Inventory has fallen as mortgage rates rise
Source: Bloomberg Finance, L.P., as of November 9, 2022
- Markets jumped on Thursday as October’s consumer price index (CPI) release showed inflation rose at its slowest pace since January, finally bucking the trend of notable upside surprises for most of 2022.
- While the positive inflation is certainly welcome, the Fed’s work is clearly not done. Following the CPI report, market-based Fed rate expectations fell, yet investors still expect another 100 bps of Fed rate hikes to reach a terminal rate of approximately 4.85% in May 2023.1
- Housing price growth has stalled recently in the face of rapidly rising mortgage rates (black line), stoking fears among some of a major downturn ahead. But home prices could remain more resilient than expected simply because supply has become tight.
- Residential housing starts have plunged at their fastest rate ever this year while inventory has trended consistently lower since 2015.1 Said another way, developers have significantly cut back new home construction this year while the inventory of existing home sales has slowed significantly.

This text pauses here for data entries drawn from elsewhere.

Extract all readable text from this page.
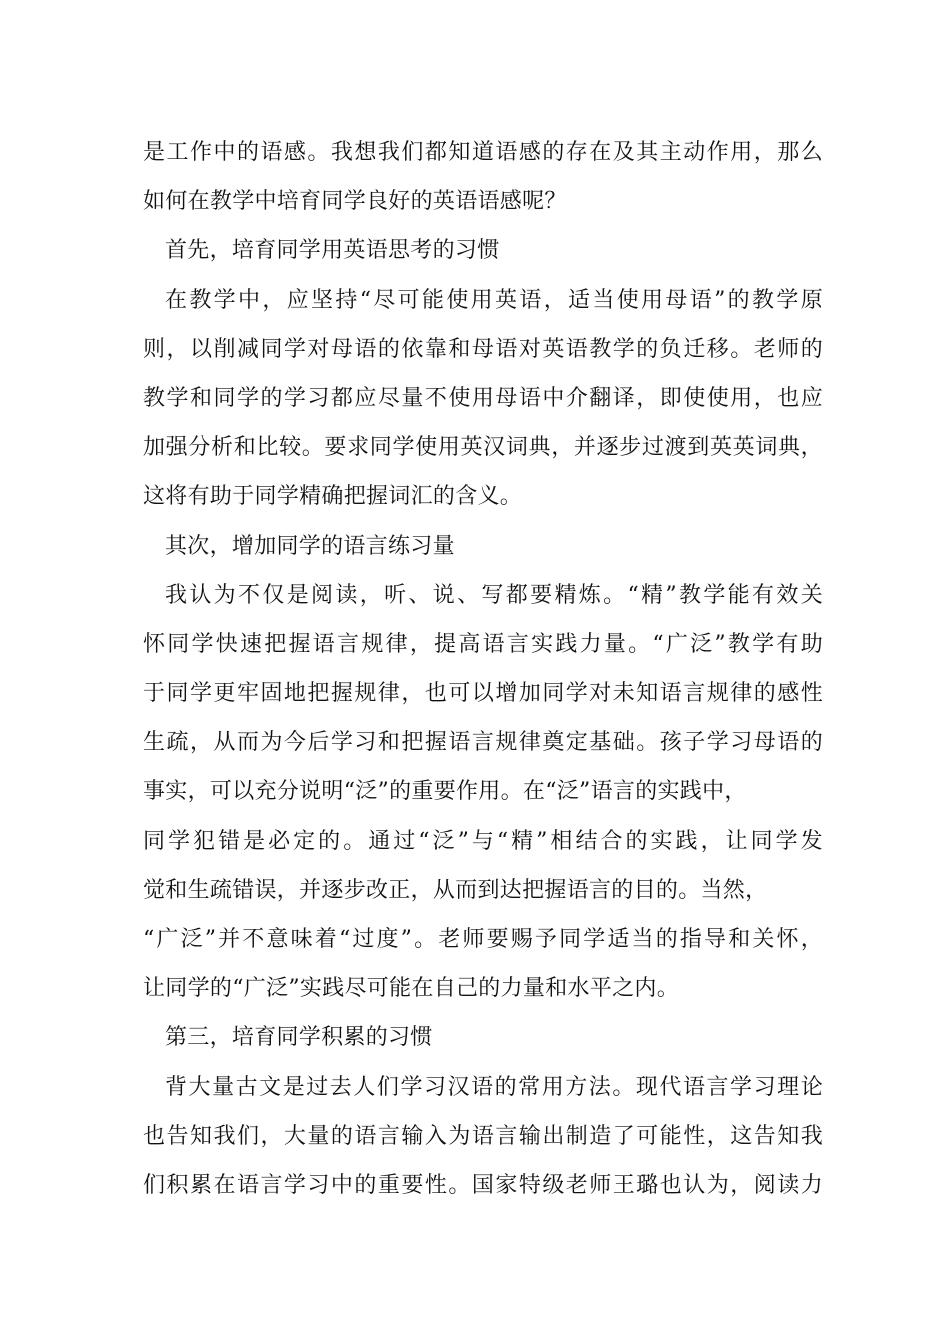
是工作中的语感。我想我们都知道语感的存在及其主动作用，那么
如何在教学中培育同学良好的英语语感呢？
首先，培育同学用英语思考的习惯
在教学中，应坚持“尽可能使用英语，适当使用母语”的教学原
则，以削减同学对母语的依靠和母语对英语教学的负迁移。老师的
教学和同学的学习都应尽量不使用母语中介翻译，即使使用，也应
加强分析和比较。要求同学使用英汉词典，并逐步过渡到英英词典，
这将有助于同学精确把握词汇的含义。
其次，增加同学的语言练习量
我认为不仅是阅读，听、说、写都要精炼。“精”教学能有效关
怀同学快速把握语言规律，提高语言实践力量。“广泛”教学有助
于同学更牢固地把握规律，也可以增加同学对未知语言规律的感性
生疏，从而为今后学习和把握语言规律奠定基础。孩子学习母语的
事实，可以充分说明“泛”的重要作用。在“泛”语言的实践中，
同学犯错是必定的。通过“泛”与“精”相结合的实践，让同学发
觉和生疏错误，并逐步改正，从而到达把握语言的目的。当然，
“广泛”并不意味着“过度”。老师要赐予同学适当的指导和关怀，
让同学的“广泛”实践尽可能在自己的力量和水平之内。
第三，培育同学积累的习惯
背大量古文是过去人们学习汉语的常用方法。现代语言学习理论
也告知我们，大量的语言输入为语言输出制造了可能性，这告知我
们积累在语言学习中的重要性。国家特级老师王璐也认为，阅读力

- In sharp contrast, multifamily commercial real estate has largely remained resilient and could be reinforced by the single-family market’s troubles. Multifamily transaction volume and rent growth have clearly slowed from their peaks of 2021, yet the fundamental picture remains sound. Apartment rent growth continues to outpace core CPI this year while vacancy rates and cap rates are at or near their historic lows as prospective home buyers continue to rent.